Addiction is present when a person uses a medication or substance in a compulsive manner despite the fact that such use is interfering with his or her ability to function positively. Many people who have been thought to be addicted to opioids do very well once given a maintenance dose. Shamefully, those people are typically given methadone, the dirtiest and most dangerous of the opioids (it is actually cardio-toxic to some genetically vulnerable people) and the most difficult opioid from which to withdraw. Moreover, the incidence of sudden cardiac death in both addicts and pain patients taking methadone has been noted in the medical literature for decades. Still, methadone is prescribed for both sets of patients because it is inexpensive and exposes the treating physician to less risk of sanction either by regulatory authorities or the criminal justice system; the doctor always has the “out” of saying he knew he was treating addiction– that is, if he is duly licensed with his special addiction certificate.
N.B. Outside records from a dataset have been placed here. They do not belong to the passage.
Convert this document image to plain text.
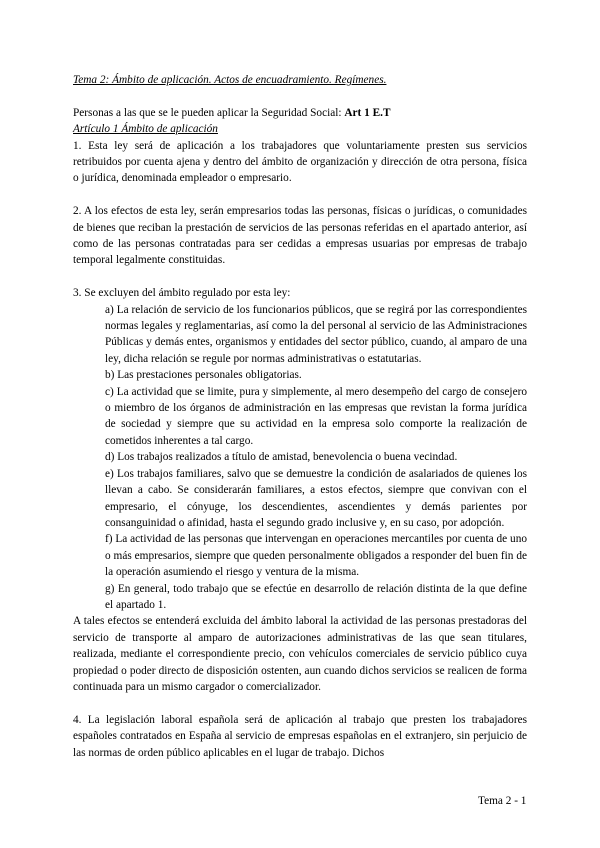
Tema 2: Ámbito de aplicación. Actos de encuadramiento. Regímenes.

Personas a las que se le pueden aplicar la Seguridad Social: Art 1 E.T

Artículo 1 Ámbito de aplicación

1. Esta ley será de aplicación a los trabajadores que voluntariamente presten sus servicios retribuidos por cuenta ajena y dentro del ámbito de organización y dirección de otra persona, física o jurídica, denominada empleador o empresario.

2. A los efectos de esta ley, serán empresarios todas las personas, físicas o jurídicas, o comunidades de bienes que reciban la prestación de servicios de las personas referidas en el apartado anterior, así como de las personas contratadas para ser cedidas a empresas usuarias por empresas de trabajo temporal legalmente constituidas.

3. Se excluyen del ámbito regulado por esta ley:

a) La relación de servicio de los funcionarios públicos, que se regirá por las correspondientes normas legales y reglamentarias, así como la del personal al servicio de las Administraciones Públicas y demás entes, organismos y entidades del sector público, cuando, al amparo de una ley, dicha relación se regule por normas administrativas o estatutarias.

b) Las prestaciones personales obligatorias.

c) La actividad que se limite, pura y simplemente, al mero desempeño del cargo de consejero o miembro de los órganos de administración en las empresas que revistan la forma jurídica de sociedad y siempre que su actividad en la empresa solo comporte la realización de cometidos inherentes a tal cargo.

d) Los trabajos realizados a título de amistad, benevolencia o buena vecindad.

e) Los trabajos familiares, salvo que se demuestre la condición de asalariados de quienes los llevan a cabo. Se considerarán familiares, a estos efectos, siempre que convivan con el empresario, el cónyuge, los descendientes, ascendientes y demás parientes por consanguinidad o afinidad, hasta el segundo grado inclusive y, en su caso, por adopción.

f) La actividad de las personas que intervengan en operaciones mercantiles por cuenta de uno o más empresarios, siempre que queden personalmente obligados a responder del buen fin de la operación asumiendo el riesgo y ventura de la misma.

g) En general, todo trabajo que se efectúe en desarrollo de relación distinta de la que define el apartado 1.

A tales efectos se entenderá excluida del ámbito laboral la actividad de las personas prestadoras del servicio de transporte al amparo de autorizaciones administrativas de las que sean titulares, realizada, mediante el correspondiente precio, con vehículos comerciales de servicio público cuya propiedad o poder directo de disposición ostenten, aun cuando dichos servicios se realicen de forma continuada para un mismo cargador o comercializador.

4. La legislación laboral española será de aplicación al trabajo que presten los trabajadores españoles contratados en España al servicio de empresas españolas en el extranjero, sin perjuicio de las normas de orden público aplicables en el lugar de trabajo. Dichos

Tema 2 - 1
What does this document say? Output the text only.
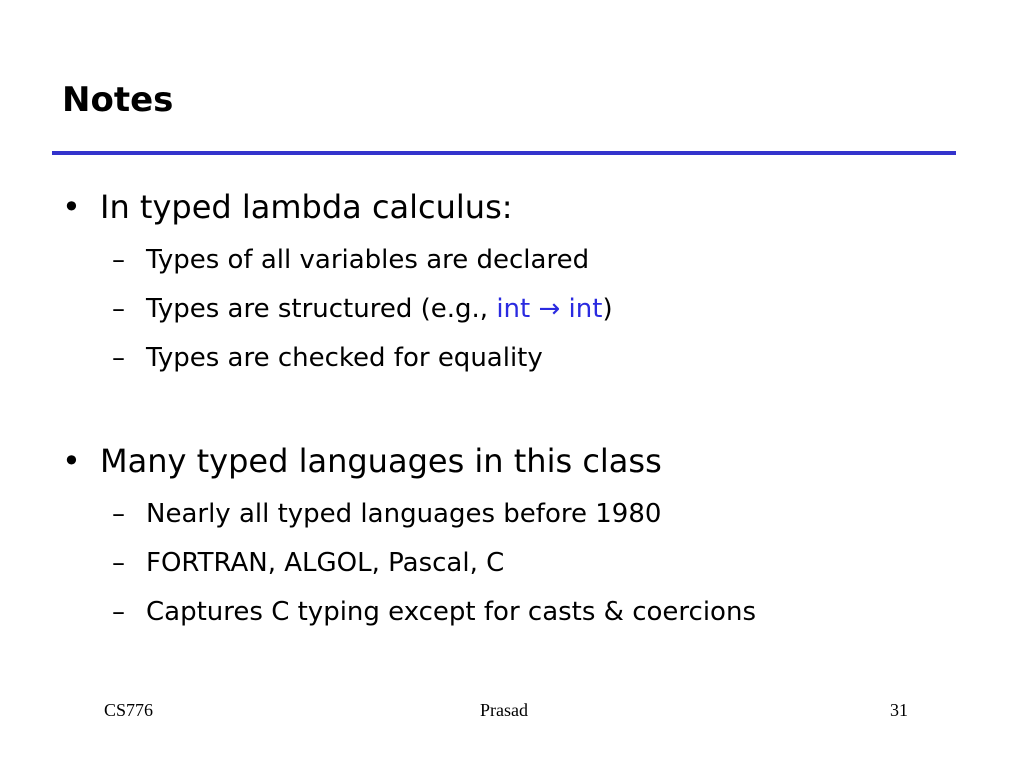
Notes
• In typed lambda calculus:
– Types of all variables are declared
– Types are structured (e.g., int → int)
– Types are checked for equality
• Many typed languages in this class
– Nearly all typed languages before 1980
– FORTRAN, ALGOL, Pascal, C
– Captures C typing except for casts & coercions
CS776	Prasad	31
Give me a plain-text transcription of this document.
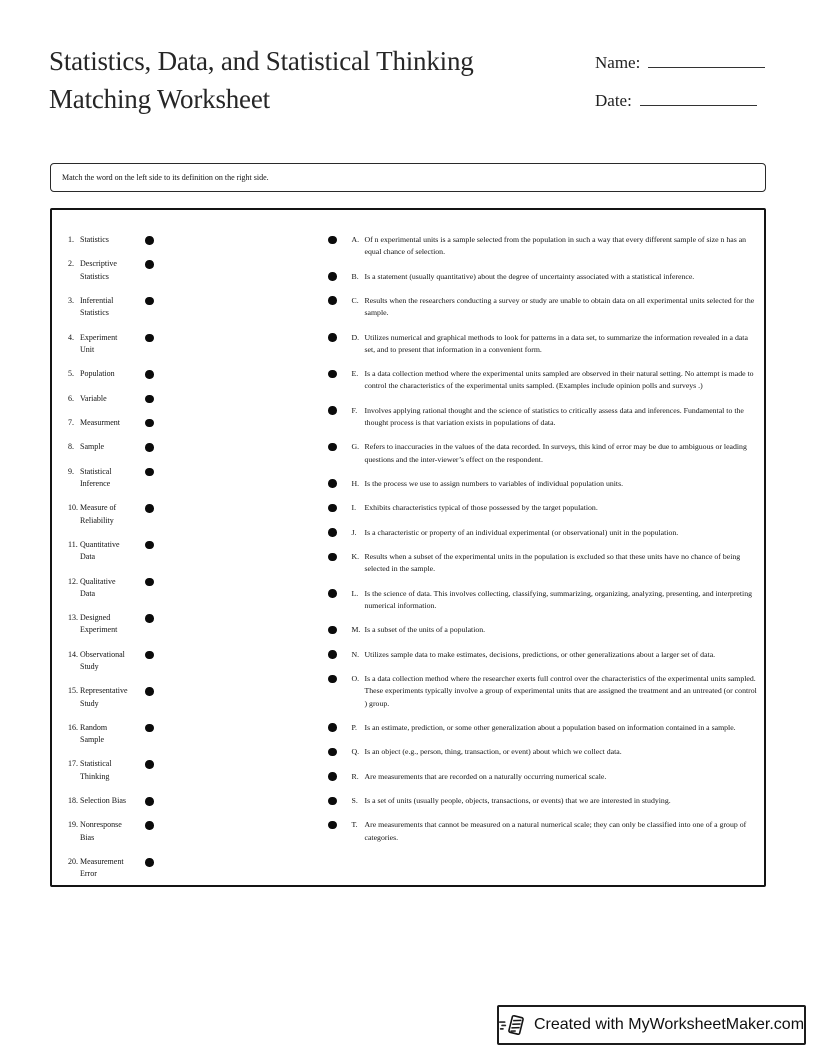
Statistics, Data, and Statistical Thinking
Matching Worksheet
Name:
Date:
Match the word on the left side to its definition on the right side.
1. Statistics
2. Descriptive Statistics
3. Inferential Statistics
4. Experiment Unit
5. Population
6. Variable
7. Measurment
8. Sample
9. Statistical Inference
10. Measure of Reliability
11. Quantitative Data
12. Qualitative Data
13. Designed Experiment
14. Observational Study
15. Representative Study
16. Random Sample
17. Statistical Thinking
18. Selection Bias
19. Nonresponse Bias
20. Measurement Error
A. Of n experimental units is a sample selected from the population in such a way that every different sample of size n has an equal chance of selection.
B. Is a statement (usually quantitative) about the degree of uncertainty associated with a statistical inference.
C. Results when the researchers conducting a survey or study are unable to obtain data on all experimental units selected for the sample.
D. Utilizes numerical and graphical methods to look for patterns in a data set, to summarize the information revealed in a data set, and to present that information in a convenient form.
E. Is a data collection method where the experimental units sampled are observed in their natural setting. No attempt is made to control the characteristics of the experimental units sampled. (Examples include opinion polls and surveys .)
F. Involves applying rational thought and the science of statistics to critically assess data and inferences. Fundamental to the thought process is that variation exists in populations of data.
G. Refers to inaccuracies in the values of the data recorded. In surveys, this kind of error may be due to ambiguous or leading questions and the inter-viewer’s effect on the respondent.
H. Is the process we use to assign numbers to variables of individual population units.
I.	Exhibits characteristics typical of those possessed by the target population.
J.	Is a characteristic or property of an individual experimental (or observational) unit in the population.
K. Results when a subset of the experimental units in the population is excluded so that these units have no chance of being selected in the sample.
L. Is the science of data. This involves collecting, classifying, summarizing, organizing, analyzing, presenting, and interpreting numerical information.
M. Is a subset of the units of a population.
N. Utilizes sample data to make estimates, decisions, predictions, or other generalizations about a larger set of data.
O. Is a data collection method where the researcher exerts full control over the characteristics of the experimental units sampled. These experiments typically involve a group of experimental units that are assigned the treatment and an untreated (or control ) group.
P. Is an estimate, prediction, or some other generalization about a population based on information contained in a sample.
Q. Is an object (e.g., person, thing, transaction, or event) about which we collect data.
R. Are measurements that are recorded on a naturally occurring numerical scale.
S. Is a set of units (usually people, objects, transactions, or events) that we are interested in studying.
T. Are measurements that cannot be measured on a natural numerical scale; they can only be classified into one of a group of categories.
Created with MyWorksheetMaker.com
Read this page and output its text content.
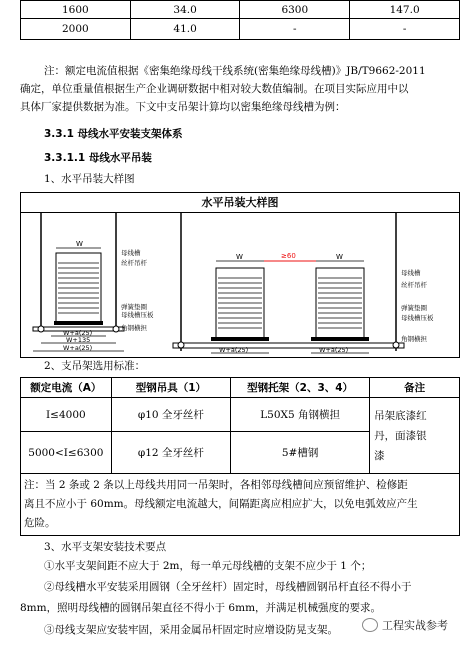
1600	34.0	6300	147.0
2000	41.0	-	-
注：额定电流值根据《密集绝缘母线干线系统(密集绝缘母线槽)》JB/T9662-2011
确定，单位重量值根据生产企业调研数据中相对较大数值编制。在项目实际应用中以
具体厂家提供数据为准。下文中支吊架计算均以密集绝缘母线槽为例：
3.3.1 母线水平安装支架体系
3.3.1.1 母线水平吊装
1、水平吊装大样图
水平吊装大样图
W
W+a(25)
W+135
W+a(25)
母线槽
丝杆吊杆
弹簧垫圈
母线槽压板
角钢横担
W	W
≥60
W+a(25)	W+a(25)
母线槽
丝杆吊杆
弹簧垫圈
母线槽压板
角钢横担
2、支吊架选用标准：
额定电流（A）	型钢吊具（1）	型钢托架（2、3、4）	备注
I≤4000	φ10 全牙丝杆	L50X5 角钢横担	吊架底漆红
丹，面漆银
漆

5000<I≤6300	φ12 全牙丝杆	5#槽钢	

注：当 2 条或 2 条以上母线共用同一吊架时，各相邻母线槽间应预留维护、检修距
离且不应小于 60mm。母线额定电流越大，间隔距离应相应扩大，以免电弧效应产生
危险。			
3、水平支架安装技术要点
①水平支架间距不应大于 2m，每一单元母线槽的支架不应少于 1 个；
②母线槽水平安装采用圆钢（全牙丝杆）固定时，母线槽圆钢吊杆直径不得小于
8mm，照明母线槽的圆钢吊架直径不得小于 6mm，并满足机械强度的要求。
③母线支架应安装牢固，采用金属吊杆固定时应增设防晃支架。	工程实战参考
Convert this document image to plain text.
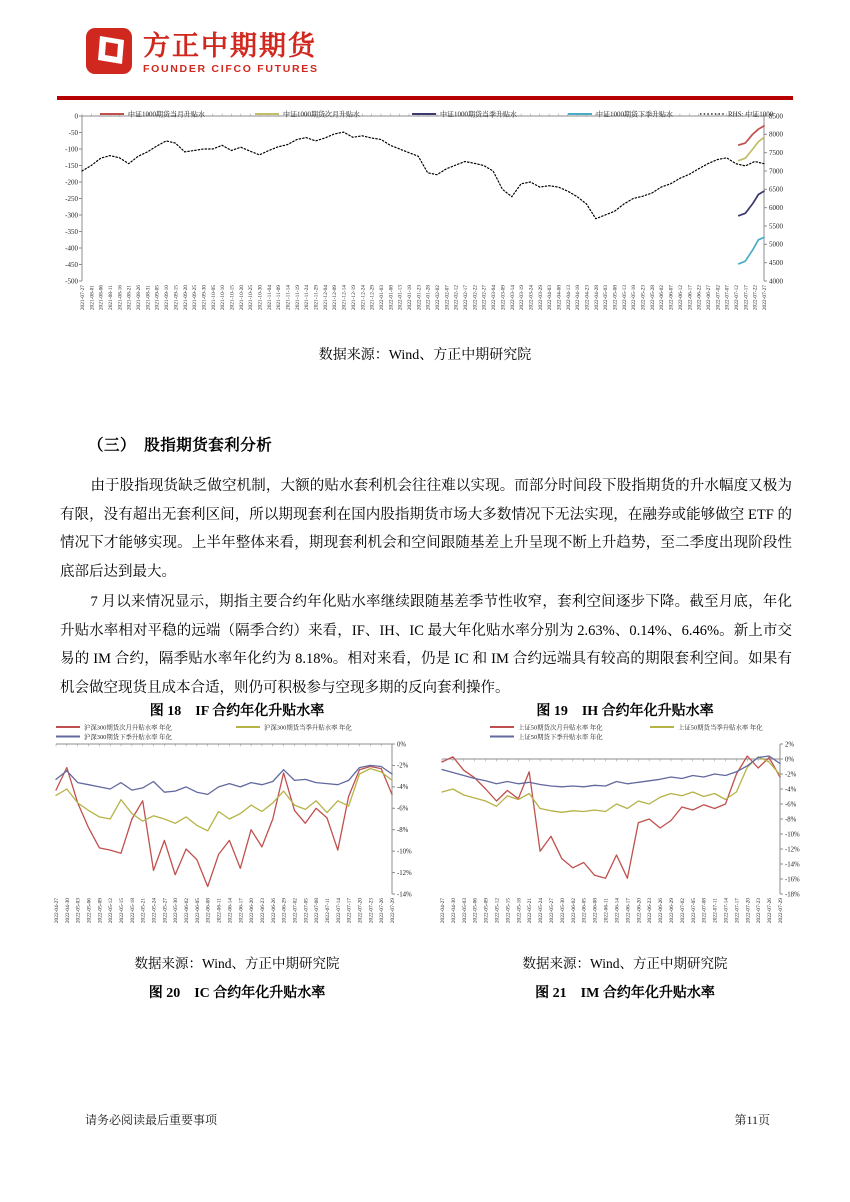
方正中期期货
FOUNDER CIFCO FUTURES
0
-50
-100
-150
-200
-250
-300
-350
-400
-450
-500
8500
8000
7500
7000
6500
6000
5500
5000
4500
4000
2021-07-27 2021-08-01 2021-08-06 2021-08-11 2021-08-16 2021-08-21 2021-08-26 2021-08-31 2021-09-05 2021-09-10 2021-09-15 2021-09-20 2021-09-25 2021-09-30 2021-10-05 2021-10-10 2021-10-15 2021-10-20 2021-10-25 2021-10-30 2021-11-04 2021-11-09 2021-11-14 2021-11-19 2021-11-24 2021-11-29 2021-12-04 2021-12-09 2021-12-14 2021-12-19 2021-12-24 2021-12-29 2022-01-03 2022-01-08 2022-01-13 2022-01-18 2022-01-23 2022-01-28 2022-02-02 2022-02-07 2022-02-12 2022-02-17 2022-02-22 2022-02-27 2022-03-04 2022-03-09 2022-03-14 2022-03-19 2022-03-24 2022-03-29 2022-04-03 2022-04-08 2022-04-13 2022-04-18 2022-04-23 2022-04-28 2022-05-03 2022-05-08 2022-05-13 2022-05-18 2022-05-23 2022-05-28 2022-06-02 2022-06-07 2022-06-12 2022-06-17 2022-06-22 2022-06-27 2022-07-02 2022-07-07 2022-07-12 2022-07-17 2022-07-22 2022-07-27
中证1000期货当月升贴水	中证1000期货次月升贴水	中证1000期货当季升贴水	中证1000期货下季升贴水	RHS: 中证1000
数据来源：Wind、方正中期研究院
（三）　股指期货套利分析
由于股指现货缺乏做空机制，大额的贴水套利机会往往难以实现。而部分时间段下股指期货的升水幅度又极为有限，没有超出无套利区间，所以期现套利在国内股指期货市场大多数情况下无法实现，在融券或能够做空 ETF 的情况下才能够实现。上半年整体来看，期现套利机会和空间跟随基差上升呈现不断上升趋势，至二季度出现阶段性底部后达到最大。
7 月以来情况显示，期指主要合约年化贴水率继续跟随基差季节性收窄，套利空间逐步下降。截至月底，年化升贴水率相对平稳的远端（隔季合约）来看，IF、IH、IC 最大年化贴水率分别为 2.63%、0.14%、6.46%。新上市交易的 IM 合约，隔季贴水率年化约为 8.18%。相对来看，仍是 IC 和 IM 合约远端具有较高的期限套利空间。如果有机会做空现货且成本合适，则仍可积极参与空现多期的反向套利操作。
图 18　IF 合约年化升贴水率	图 19　IH 合约年化升贴水率
0%
-2%
-4%
-6%
-8%
-10%
-12%
-14%
2022-04-27 2022-04-30 2022-05-03 2022-05-06 2022-05-09 2022-05-12 2022-05-15 2022-05-18 2022-05-21 2022-05-24 2022-05-27 2022-05-30 2022-06-02 2022-06-05 2022-06-08 2022-06-11 2022-06-14 2022-06-17 2022-06-20 2022-06-23 2022-06-26 2022-06-29 2022-07-02 2022-07-05 2022-07-08 2022-07-11 2022-07-14 2022-07-17 2022-07-20 2022-07-23 2022-07-26 2022-07-29
沪深300期货次月升贴水率 年化	沪深300期货当季升贴水率 年化
沪深300期货下季升贴水率 年化
2%
0%
-2%
-4%
-6%
-8%
-10%
-12%
-14%
-16%
-18%
2022-04-27 2022-04-30 2022-05-03 2022-05-06 2022-05-09 2022-05-12 2022-05-15 2022-05-18 2022-05-21 2022-05-24 2022-05-27 2022-05-30 2022-06-02 2022-06-05 2022-06-08 2022-06-11 2022-06-14 2022-06-17 2022-06-20 2022-06-23 2022-06-26 2022-06-29 2022-07-02 2022-07-05 2022-07-08 2022-07-11 2022-07-14 2022-07-17 2022-07-20 2022-07-23 2022-07-26 2022-07-29
上证50期货次月升贴水率 年化	上证50期货当季升贴水率 年化
上证50期货下季升贴水率 年化
数据来源：Wind、方正中期研究院	数据来源：Wind、方正中期研究院
图 20　IC 合约年化升贴水率	图 21　IM 合约年化升贴水率
请务必阅读最后重要事项	第11页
In and of itself, addiction need not be an insurmountable problem. If left to doctors and patients and treated as a personal problem, the condition is easily treatable. Now, because law enforcement plays such a dominant role in what is both a public and private health issue and because an entire treatment industry profits mightily from the system as its currently structured, addiction carries with it all kinds of stigma that, looked at objectively, is wholly man-made. The real dangers of addiction, of overdose and of withdrawal without medical management are all the result of the criminalization of opioids– and the silence that attends taboo subjects–and not of any property inherent in the drug itself. [Siobhan Reynolds’ next post will discuss opiates in the drug war, and the pain management movement.– ed.]
1. “[D]ose is tailored to each patient, doses are repeated at regular intervals so that the pain is prevented from returning, and there is no arbitrary upper limit….The dose of morphine may range from 2.5 mg 4-hourly to 2500 mg 4-hourly…and there are anecdotal reports of much higher doses. This dose range of a thousand-fold or more to achieve the same end-point is remarkable and is not seen in any other area of therapeutics. Dose is titrated against effect, either until control of pain is achieved or limiting side-effects develop.” Oxford Textbook of Palliative Medicine(Doyle, et al. eds 1993), § 4.2.3 (Opioid Analagesic Therapy), at 169.